A finance employee at engineering firm Arup joined a video call with who appeared to be the company’s CFO and several colleagues. Every face on the call was a deepfake. Over 15 transfers, the employee authorised roughly 25 million dollars. That single incident, from Arup’s Hong Kong office, is now one line item in a fraud category that a 2026 Surfshark study puts at 3.7 billion dollars in publicly documented losses worldwide, the current figure at the time of publishing, and that figure almost certainly understates the real total.
A Genuinely Global Fraud Category
The Surfshark research, drawing on the AI Incident Database, Resemble.AI and OECD records, breaks the losses down by country rather than treating this as one region’s problem. The United States accounts for 712 million dollars, 43 per cent of it corporate. Malaysia reports 502 million dollars, driven largely by investment scams. Hong Kong sits at 229 million dollars. Indonesia’s losses come almost entirely from fraudulent loan applications. The United Kingdom reports 149 million dollars, much of it celebrity-impersonation investment scams. No single region owns this problem, and the methods vary by market as much as the targets do.

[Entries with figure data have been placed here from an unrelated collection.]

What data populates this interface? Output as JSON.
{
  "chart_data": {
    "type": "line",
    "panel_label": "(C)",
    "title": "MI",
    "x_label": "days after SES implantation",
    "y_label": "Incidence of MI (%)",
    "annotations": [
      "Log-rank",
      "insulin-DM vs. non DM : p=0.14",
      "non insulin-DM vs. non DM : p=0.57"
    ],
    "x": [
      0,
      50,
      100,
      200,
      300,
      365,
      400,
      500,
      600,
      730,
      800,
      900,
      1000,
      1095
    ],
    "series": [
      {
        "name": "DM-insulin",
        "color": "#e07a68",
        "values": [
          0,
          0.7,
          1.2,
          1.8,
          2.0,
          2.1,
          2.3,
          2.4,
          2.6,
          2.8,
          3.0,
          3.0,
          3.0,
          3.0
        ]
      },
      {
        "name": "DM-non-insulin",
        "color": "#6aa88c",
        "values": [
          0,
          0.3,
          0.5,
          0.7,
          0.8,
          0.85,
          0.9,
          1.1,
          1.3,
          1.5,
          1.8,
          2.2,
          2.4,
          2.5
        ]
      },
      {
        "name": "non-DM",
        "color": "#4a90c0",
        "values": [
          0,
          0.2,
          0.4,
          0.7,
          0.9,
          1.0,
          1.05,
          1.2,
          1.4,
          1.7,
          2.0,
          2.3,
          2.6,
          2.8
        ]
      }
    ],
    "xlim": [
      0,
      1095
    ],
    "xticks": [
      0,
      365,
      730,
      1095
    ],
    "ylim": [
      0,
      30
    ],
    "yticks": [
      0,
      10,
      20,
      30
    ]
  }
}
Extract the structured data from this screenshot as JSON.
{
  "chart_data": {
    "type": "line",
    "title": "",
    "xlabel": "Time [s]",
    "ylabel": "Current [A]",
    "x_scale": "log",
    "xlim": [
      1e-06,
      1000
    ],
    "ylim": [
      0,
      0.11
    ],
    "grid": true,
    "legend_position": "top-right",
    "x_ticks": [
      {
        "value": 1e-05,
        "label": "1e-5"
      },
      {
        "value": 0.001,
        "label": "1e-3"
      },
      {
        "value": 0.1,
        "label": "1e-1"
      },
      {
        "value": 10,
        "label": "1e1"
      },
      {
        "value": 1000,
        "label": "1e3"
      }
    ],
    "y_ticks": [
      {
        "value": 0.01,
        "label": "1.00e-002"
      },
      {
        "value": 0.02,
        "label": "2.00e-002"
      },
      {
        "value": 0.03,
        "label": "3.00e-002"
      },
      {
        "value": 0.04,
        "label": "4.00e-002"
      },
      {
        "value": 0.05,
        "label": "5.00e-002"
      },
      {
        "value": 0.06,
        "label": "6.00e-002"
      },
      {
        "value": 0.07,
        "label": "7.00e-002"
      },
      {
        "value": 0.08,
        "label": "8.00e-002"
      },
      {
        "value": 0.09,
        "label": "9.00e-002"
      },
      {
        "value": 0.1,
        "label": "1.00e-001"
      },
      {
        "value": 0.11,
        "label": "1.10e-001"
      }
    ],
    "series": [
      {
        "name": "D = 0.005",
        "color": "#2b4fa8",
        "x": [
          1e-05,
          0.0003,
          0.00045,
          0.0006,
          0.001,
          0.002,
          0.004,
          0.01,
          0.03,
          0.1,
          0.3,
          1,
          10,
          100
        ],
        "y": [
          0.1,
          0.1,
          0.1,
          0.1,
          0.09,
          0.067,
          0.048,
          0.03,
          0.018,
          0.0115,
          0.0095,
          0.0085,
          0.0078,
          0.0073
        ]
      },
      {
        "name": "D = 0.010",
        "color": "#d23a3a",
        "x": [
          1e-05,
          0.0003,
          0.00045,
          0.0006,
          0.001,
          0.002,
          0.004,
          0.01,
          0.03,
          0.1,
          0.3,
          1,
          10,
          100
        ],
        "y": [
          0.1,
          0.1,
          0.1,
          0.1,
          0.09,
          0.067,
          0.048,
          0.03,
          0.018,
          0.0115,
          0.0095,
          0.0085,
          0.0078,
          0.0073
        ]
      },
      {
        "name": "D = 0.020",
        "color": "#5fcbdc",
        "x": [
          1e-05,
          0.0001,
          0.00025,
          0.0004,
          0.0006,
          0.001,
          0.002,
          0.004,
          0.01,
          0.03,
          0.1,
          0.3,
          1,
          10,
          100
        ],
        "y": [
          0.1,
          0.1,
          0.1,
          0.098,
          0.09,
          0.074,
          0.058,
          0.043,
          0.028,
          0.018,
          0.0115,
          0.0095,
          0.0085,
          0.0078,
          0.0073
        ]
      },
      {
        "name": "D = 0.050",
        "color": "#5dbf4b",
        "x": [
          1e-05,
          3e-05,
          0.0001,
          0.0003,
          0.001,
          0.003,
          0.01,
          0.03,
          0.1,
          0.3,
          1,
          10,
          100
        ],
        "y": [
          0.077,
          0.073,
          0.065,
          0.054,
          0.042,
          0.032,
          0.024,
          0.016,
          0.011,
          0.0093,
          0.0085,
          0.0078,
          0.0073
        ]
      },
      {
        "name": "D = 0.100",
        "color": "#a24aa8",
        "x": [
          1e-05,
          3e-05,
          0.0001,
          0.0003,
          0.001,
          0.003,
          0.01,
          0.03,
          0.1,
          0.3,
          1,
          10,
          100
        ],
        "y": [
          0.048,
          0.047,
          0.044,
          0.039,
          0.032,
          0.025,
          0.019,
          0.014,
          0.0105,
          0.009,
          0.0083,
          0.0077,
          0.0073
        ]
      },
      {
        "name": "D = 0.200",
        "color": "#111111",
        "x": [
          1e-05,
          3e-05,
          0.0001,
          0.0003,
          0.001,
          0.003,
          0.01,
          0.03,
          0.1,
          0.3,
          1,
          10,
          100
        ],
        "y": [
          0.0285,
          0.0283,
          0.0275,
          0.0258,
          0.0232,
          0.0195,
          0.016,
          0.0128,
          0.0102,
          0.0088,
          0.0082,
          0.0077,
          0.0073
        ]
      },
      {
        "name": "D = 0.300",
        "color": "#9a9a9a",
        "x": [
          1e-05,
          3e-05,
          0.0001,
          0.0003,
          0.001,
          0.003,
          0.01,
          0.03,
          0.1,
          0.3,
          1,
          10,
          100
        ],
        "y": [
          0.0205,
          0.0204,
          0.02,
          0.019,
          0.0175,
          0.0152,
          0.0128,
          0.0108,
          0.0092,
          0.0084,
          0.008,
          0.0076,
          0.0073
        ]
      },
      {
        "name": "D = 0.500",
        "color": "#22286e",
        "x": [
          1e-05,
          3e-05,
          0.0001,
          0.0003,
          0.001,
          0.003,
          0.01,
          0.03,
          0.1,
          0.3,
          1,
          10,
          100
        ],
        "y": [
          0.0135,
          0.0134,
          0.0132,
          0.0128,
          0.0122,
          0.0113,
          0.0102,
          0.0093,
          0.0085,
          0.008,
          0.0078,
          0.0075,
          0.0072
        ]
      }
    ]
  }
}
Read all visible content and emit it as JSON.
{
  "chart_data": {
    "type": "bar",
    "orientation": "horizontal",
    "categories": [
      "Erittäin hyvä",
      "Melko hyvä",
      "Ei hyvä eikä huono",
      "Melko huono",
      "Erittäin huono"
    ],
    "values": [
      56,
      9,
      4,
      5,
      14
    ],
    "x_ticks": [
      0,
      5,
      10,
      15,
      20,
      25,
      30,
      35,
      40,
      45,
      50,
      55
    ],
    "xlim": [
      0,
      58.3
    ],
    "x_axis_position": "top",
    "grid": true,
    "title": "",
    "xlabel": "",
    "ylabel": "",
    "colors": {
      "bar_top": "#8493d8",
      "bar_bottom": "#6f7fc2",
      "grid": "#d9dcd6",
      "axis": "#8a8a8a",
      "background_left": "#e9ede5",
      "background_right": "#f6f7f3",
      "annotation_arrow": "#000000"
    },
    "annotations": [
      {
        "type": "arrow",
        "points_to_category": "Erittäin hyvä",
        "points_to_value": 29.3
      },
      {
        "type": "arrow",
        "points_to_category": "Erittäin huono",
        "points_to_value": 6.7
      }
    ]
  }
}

The Real Number Is Almost Certainly Higher
The study’s authors flag a specific limitation worth taking seriously: fewer than 5 per cent of voice-clone fraud victims ever report their losses. That means 3.7 billion dollars is a floor, not a ceiling, built entirely from cases that became public. For every Arup, a large, sophisticated organisation with the resources to disclose and investigate publicly, there are almost certainly dozens of smaller incidents that never surface in any database.
When the Defence Actually Worked
Not every attempt succeeds, and the near-misses are instructive. At LastPass, an employee received what sounded like a deepfake audio call from the CEO over WhatsApp and grew suspicious specifically because the channel itself was unusual, a legitimate CEO request would not normally arrive that way. That single procedural instinct, noticing the wrong channel rather than scrutinising the voice, stopped the fraud. It is a reminder that detecting deepfakes technically is often less reliable than training people to notice when a request arrives through an unexpected route or bypasses a normal approval step.
What This Means for Finance and PMO Controls
The Arup case succeeded because a live video call was treated as sufficient authorisation on its own for a high-value transfer. That control gap exists in most organisations, a request that looks and sounds right, delivered through what appears to be the normal channel, still gets treated as verified. The practical fix does not require deepfake-detection software as a first line of defence. It requires a callback protocol for any high-value transfer request, verified through a separate, previously agreed channel, regardless of how convincing the original request appeared. A PMO or finance transformation programme introducing new payment or approval workflows should build that callback step into the process design itself, rather than leaving it as a training slide nobody reviews again after induction.